Sovyet devrimiyle birlikte kendi iç gerçekliğine ve ulusallığa yönelen sol hareketler, küreselleşen ve emperyalizmle şekillenen bu ideolojik aygıtlara bütünlüklü bakmaktan uzaklaşmıştır. Meta üretiminin veya kapitalizmin genel gelişiminden bihaber olan bir sol ortaya çıkmıştır. Bugün ülkemizde yaşadığımız en büyük sorun budur. Kültürel alanda mücadele etmek dediğimizde, böyle bir sorunun varlığını bir türlü kavramlaştırmamış solun şaşkın bakışıyla karşılaşıyoruz.

Günümüzde edebiyatın bir devrimci mücadele olduğuna artık kimse inanmıyor. Dünyayı değiştirmekle edebiyat arasındaki ilişkiyi görmediğiniz sürece, edebiyat eseri gündelik hayatı yeniden üretmekten başka bir işe yaramaz. Günümüzde yaşanan budur. Devrime yönelik inancın yitiminin edebiyat eserine yansımasıdır. Bu inanç azalsa da, kültürel alanın sorunlarının çözümü hâlâ devrim sonrasına ertelenmiş gibidir. Bu genel inanç yitimi aslında, solun burjuvazinin egemenliğine girdiğinin göstergesidir. Günümüzde bu yaşananın nedenleri aslında kültürel alana yönelik daha geniş bakmayı içinde taşıyor. Bundan daha on yıllar öncesi sanat eseri ile devrim arasında bir ilişki vardı. Devrimin yolunu belirleyen ve ona perspektik sunan sanat eseriydi. Sanat eseri devrimci mücadelenin parçasıydı. Günümüzde ise sanat eseri gündelik hayatı üreten ve sistemin yenilenmesini sağlayan kültür endüstrisinin bir nesnesi haline dönüşmüştür. Sanat toplumsal metalaşmanın önemli bir unsuru olurken, insanın bütün yaşam biçimlerini kapsayan ve onu kapitalist metanın bir unsuru haline getiren öğeleri üreten ve belirleyen bir etkinlikler biçimini almıştır.
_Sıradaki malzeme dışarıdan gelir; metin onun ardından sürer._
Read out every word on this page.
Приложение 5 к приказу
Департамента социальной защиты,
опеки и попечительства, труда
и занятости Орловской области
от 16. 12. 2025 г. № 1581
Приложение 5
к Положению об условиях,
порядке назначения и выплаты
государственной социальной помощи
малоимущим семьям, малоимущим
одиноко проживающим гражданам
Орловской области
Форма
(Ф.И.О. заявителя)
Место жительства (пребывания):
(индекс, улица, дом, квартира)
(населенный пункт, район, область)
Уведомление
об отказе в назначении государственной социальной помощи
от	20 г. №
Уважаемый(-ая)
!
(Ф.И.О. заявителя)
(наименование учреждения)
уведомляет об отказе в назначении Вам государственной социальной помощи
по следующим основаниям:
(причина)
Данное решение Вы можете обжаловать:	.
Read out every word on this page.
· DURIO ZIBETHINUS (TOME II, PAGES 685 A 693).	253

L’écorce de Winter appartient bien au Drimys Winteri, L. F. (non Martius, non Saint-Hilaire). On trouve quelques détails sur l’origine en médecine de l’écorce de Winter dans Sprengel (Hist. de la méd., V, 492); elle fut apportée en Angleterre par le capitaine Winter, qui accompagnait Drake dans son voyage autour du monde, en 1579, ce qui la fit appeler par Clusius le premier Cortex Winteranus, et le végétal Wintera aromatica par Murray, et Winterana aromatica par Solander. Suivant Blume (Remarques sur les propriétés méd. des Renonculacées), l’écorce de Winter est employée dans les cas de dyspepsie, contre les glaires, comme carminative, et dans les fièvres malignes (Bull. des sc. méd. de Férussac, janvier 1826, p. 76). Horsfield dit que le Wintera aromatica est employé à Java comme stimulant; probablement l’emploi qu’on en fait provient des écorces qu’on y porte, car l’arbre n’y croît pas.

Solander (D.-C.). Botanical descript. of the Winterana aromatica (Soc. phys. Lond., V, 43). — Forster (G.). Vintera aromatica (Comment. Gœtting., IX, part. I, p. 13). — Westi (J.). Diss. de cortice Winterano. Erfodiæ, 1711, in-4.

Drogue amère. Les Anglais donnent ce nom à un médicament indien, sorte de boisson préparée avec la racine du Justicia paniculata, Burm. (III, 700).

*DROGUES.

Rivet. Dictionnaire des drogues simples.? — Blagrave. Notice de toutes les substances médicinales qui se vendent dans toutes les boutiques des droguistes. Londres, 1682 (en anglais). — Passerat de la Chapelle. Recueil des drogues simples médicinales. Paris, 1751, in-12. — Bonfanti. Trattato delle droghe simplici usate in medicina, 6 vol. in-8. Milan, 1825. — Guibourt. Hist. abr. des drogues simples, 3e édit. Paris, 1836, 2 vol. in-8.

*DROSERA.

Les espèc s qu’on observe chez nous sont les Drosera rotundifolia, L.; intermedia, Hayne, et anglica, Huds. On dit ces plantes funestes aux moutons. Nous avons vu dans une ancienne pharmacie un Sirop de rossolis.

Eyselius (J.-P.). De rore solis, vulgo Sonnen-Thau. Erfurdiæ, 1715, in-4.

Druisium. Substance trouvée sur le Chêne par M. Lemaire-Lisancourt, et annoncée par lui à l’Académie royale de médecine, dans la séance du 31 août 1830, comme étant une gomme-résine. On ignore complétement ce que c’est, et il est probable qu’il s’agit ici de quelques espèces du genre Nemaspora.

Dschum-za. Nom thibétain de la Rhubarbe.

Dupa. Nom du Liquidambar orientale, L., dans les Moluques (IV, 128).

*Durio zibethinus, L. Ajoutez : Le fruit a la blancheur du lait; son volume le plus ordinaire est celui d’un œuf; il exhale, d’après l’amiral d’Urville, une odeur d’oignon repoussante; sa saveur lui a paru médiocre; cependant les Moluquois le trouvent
Tek tek olgulara ve alanlara bakarak ilerlemek lazım. Sinema ve tiyatro alanına dair A. Haluk Ünal Kültür Endüstrisi ve İşçi Filmleri Festivali’nde şöyle diyor:

Küresel çapta bir Kültür Endüstrisi’nin ortaya çıkışı, İkinci Paylaşım Savaşı’ndan sonra kurulan barış masalarına ABD’nin sinema kotalarını bir şart olarak sürmesiyle başlar.

Böylece Amerikan film endüstrisi, Avrupa ve gelişmekte olan ülkelerde yerel ülkelere küçük kotalar (en büyüğü Fransa %25 koparabilir) bırakarak, büyük bir sinema şebekesi oluşturur.

Endüstriyel kültür kısa süre içinde TV’ler üzerinden ikinci küresel şebekesini yaratır.

Ve zamanla bu omurganın çevresi etlendirilir, edebiyattan resme, eğlenme biçimlerimize, düğünlerden ölü törenlerine biçimlendirilir.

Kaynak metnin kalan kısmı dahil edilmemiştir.